SPECIAL CLIENTS. A crucial defect of government enterprises is that they slow down the introduction of better technologies. They are insulated from competition, and they are exposed to political pressures to cater to unions, favored customers, and other groups. Moreover, despite their mandate to serve the public interest, they have often provided abysmal service to the average customer.
These problems with public enterprises stimulated the revolutionary privatization movement of the past couple of decades. Many nations have at least partially privatized telecommunications, banks, insurance, natural gas, airlines, steel, oil, and other industries that were once considered natural monopolies. Newly privatized companies and entrants into formerly closed industries have frequently improved technologies and service while making good profits.

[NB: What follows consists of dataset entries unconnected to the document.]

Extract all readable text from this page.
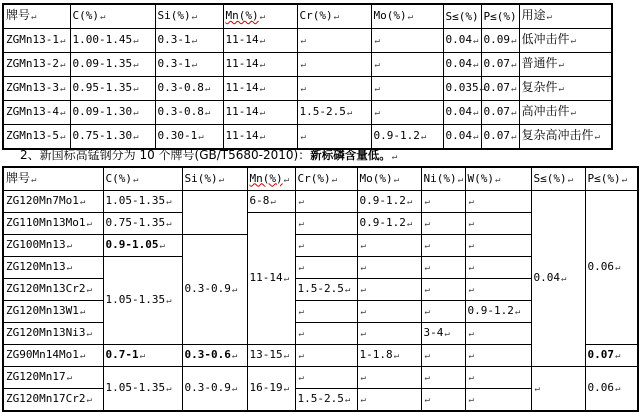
牌号↵	C(%)↵	Si(%)↵	Mn(%)↵	Cr(%)↵	Mo(%)↵	S≤(%)	P≤(%)	用途↵
ZGMn13-1↵	1.00-1.45↵	0.3-1↵	11-14↵	↵	↵	0.04↵	0.09↵	低冲击件↵
ZGMn13-2↵	0.09-1.35↵	0.3-1↵	11-14↵	↵	↵	0.04↵	0.07↵	普通件↵
ZGMn13-3↵	0.95-1.35↵	0.3-0.8↵	11-14↵	↵	↵	0.035↵	0.07↵	复杂件↵
ZGMn13-4↵	0.09-1.30↵	0.3-0.8↵	11-14↵	1.5-2.5↵	↵	0.04↵	0.07↵	高冲击件↵
ZGMn13-5↵	0.75-1.30↵	0.30-1↵	11-14↵	↵	0.9-1.2↵	0.04↵	0.07↵	复杂高冲击件↵
2、新国标高锰钢分为 10 个牌号(GB/T5680-2010)：新标磷含量低。↵
牌号↵	C(%)↵	Si(%)↵	Mn(%)↵	Cr(%)↵	Mo(%)↵	Ni(%)↵	W(%)↵	S≤(%)↵	P≤(%)↵
ZG120Mn7Mo1↵	1.05-1.35↵		6-8↵	↵	0.9-1.2↵	↵	↵	0.04↵	0.06↵
ZG110Mn13Mo1↵	0.75-1.35↵		11-14↵	↵	0.9-1.2↵	↵	↵		
ZG100Mn13↵	0.9-1.05↵	0.3-0.9↵		↵	↵	↵	↵		
ZG120Mn13↵	1.05-1.35↵			↵	↵	↵	↵		
ZG120Mn13Cr2↵				1.5-2.5↵	↵	↵	↵		
ZG120Mn13W1↵				↵	↵	↵	0.9-1.2↵		
ZG120Mn13Ni3↵				↵	↵	3-4↵	↵		
ZG90Mn14Mo1↵	0.7-1↵	0.3-0.6↵	13-15↵	↵	1-1.8↵	↵	↵		0.07↵
ZG120Mn17↵	1.05-1.35↵	0.3-0.9↵	16-19↵	↵	↵	↵	↵	↵	0.06↵
ZG120Mn17Cr2↵				1.5-2.5↵	↵	↵	↵		
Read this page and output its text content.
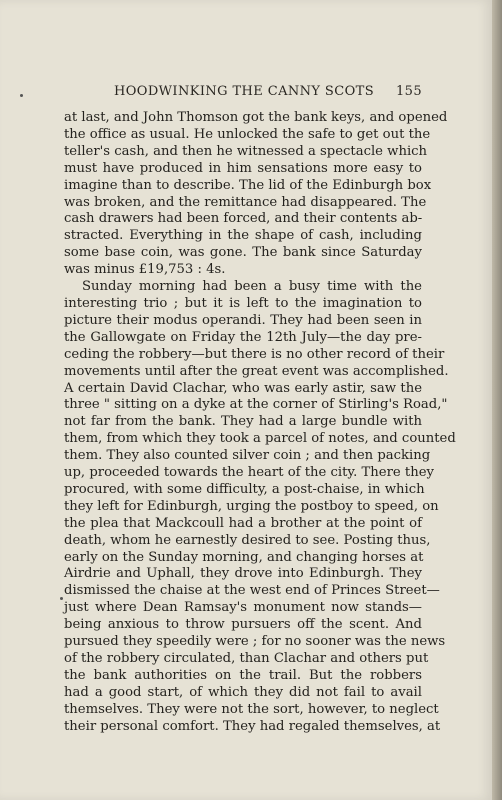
HOODWINKING THE CANNY SCOTS 155
at last, and John Thomson got the bank keys, and opened
the office as usual. He unlocked the safe to get out the
teller's cash, and then he witnessed a spectacle which
must have produced in him sensations more easy to
imagine than to describe. The lid of the Edinburgh box
was broken, and the remittance had disappeared. The
cash drawers had been forced, and their contents ab-
stracted. Everything in the shape of cash, including
some base coin, was gone. The bank since Saturday
was minus £19,753 : 4s.
Sunday morning had been a busy time with the
interesting trio ; but it is left to the imagination to
picture their modus operandi. They had been seen in
the Gallowgate on Friday the 12th July—the day pre-
ceding the robbery—but there is no other record of their
movements until after the great event was accomplished.
A certain David Clachar, who was early astir, saw the
three " sitting on a dyke at the corner of Stirling's Road,"
not far from the bank. They had a large bundle with
them, from which they took a parcel of notes, and counted
them. They also counted silver coin ; and then packing
up, proceeded towards the heart of the city. There they
procured, with some difficulty, a post-chaise, in which
they left for Edinburgh, urging the postboy to speed, on
the plea that Mackcoull had a brother at the point of
death, whom he earnestly desired to see. Posting thus,
early on the Sunday morning, and changing horses at
Airdrie and Uphall, they drove into Edinburgh. They
dismissed the chaise at the west end of Princes Street—
just where Dean Ramsay's monument now stands—
being anxious to throw pursuers off the scent. And
pursued they speedily were ; for no sooner was the news
of the robbery circulated, than Clachar and others put
the bank authorities on the trail. But the robbers
had a good start, of which they did not fail to avail
themselves. They were not the sort, however, to neglect
their personal comfort. They had regaled themselves, at
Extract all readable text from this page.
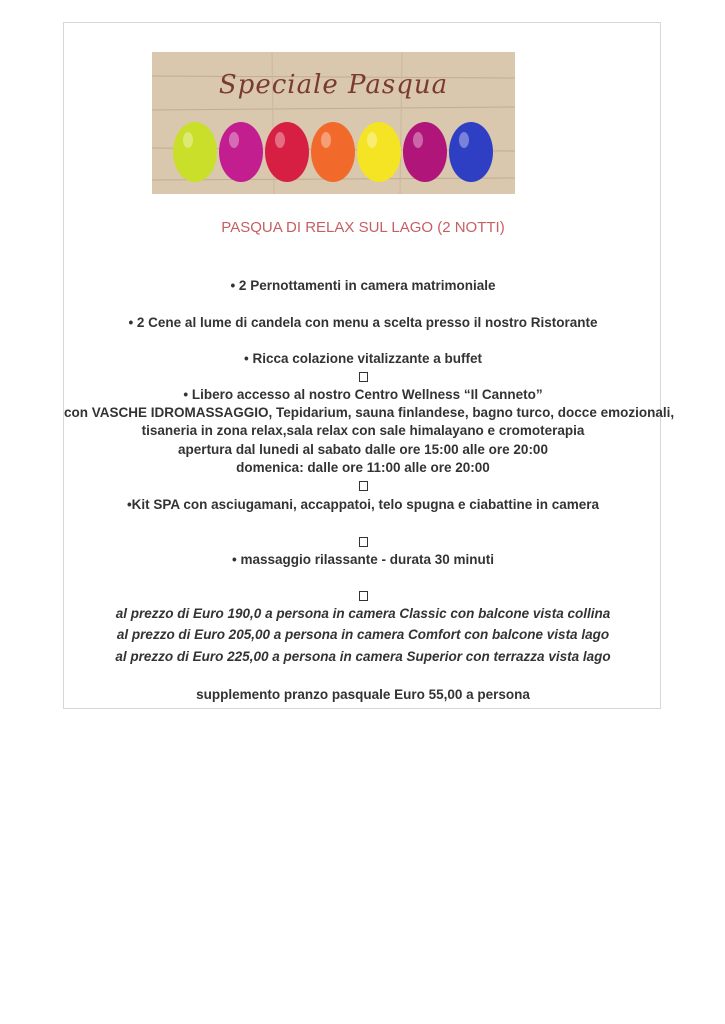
Speciale Pasqua
PASQUA DI RELAX SUL LAGO (2 NOTTI)
• 2 Pernottamenti in camera matrimoniale
• 2 Cene al lume di candela con menu a scelta presso il nostro Ristorante
• Ricca colazione vitalizzante a buffet
• Libero accesso al nostro Centro Wellness “Il Canneto”
con VASCHE IDROMASSAGGIO, Tepidarium, sauna finlandese, bagno turco, docce emozionali,
tisaneria in zona relax,sala relax con sale himalayano e cromoterapia
apertura dal lunedi al sabato dalle ore 15:00 alle ore 20:00
domenica: dalle ore 11:00 alle ore 20:00
•Kit SPA con asciugamani, accappatoi, telo spugna e ciabattine in camera
• massaggio rilassante - durata 30 minuti
al prezzo di Euro 190,0 a persona in camera Classic con balcone vista collina
al prezzo di Euro 205,00 a persona in camera Comfort con balcone vista lago
al prezzo di Euro 225,00 a persona in camera Superior con terrazza vista lago
supplemento pranzo pasquale Euro 55,00 a persona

However, much remains to be done to allow greater competition into industries such as telecom and electric power production that had been government-owned or closely regulated. Long-distance phone service has been opened to vigorous competition in many nations, and quality has greatly improved. However, local telephone companies are still protected from open competition.
CABLE CONTENDER. Competitors should be allowed to access this local grid by paying a license fee for its use, the way long-distance companies already do. They could then offer local telephone services at unregulated and competitive prices. Even without compulsory licensing, the telephone grid would not be a barrier for long to pricing by competition rather than by government bureaucrats. Cable companies would convert their wires to offer two-way phone service as well as TV programming if they could make profits from local telephone service. They already do this in Britain and are beginning to do so in the U.S.
Companies providing cellular and more advanced digital-wireless phone service would expand more rapidly to offer vigorous competition to the local phone monopolies. Some experts estimate that digital wireless could have well over half the phone market within the next 5 to 10 years, and that they would provide convenient fax, E-mail, Internet, and other services.
The production and transmission of electricity in practically all countries remains under the management of local or national governments. Yet the development of efficient high-voltage transmission lines means that the market for the generation of electric power could transcend local and even national boundaries with free entry and unregulated pricing. An open market for electricity would end the sizable regional disparities in the cost of power found in the U.S. and other nations and would lower the cost to industry and consumers.
Old concepts in economics die slowly, but the concept of natural monopoly is no longer of much relevance to economic policy. The sooner we get rid of this dated idea, the better off the average consumer and producer will be.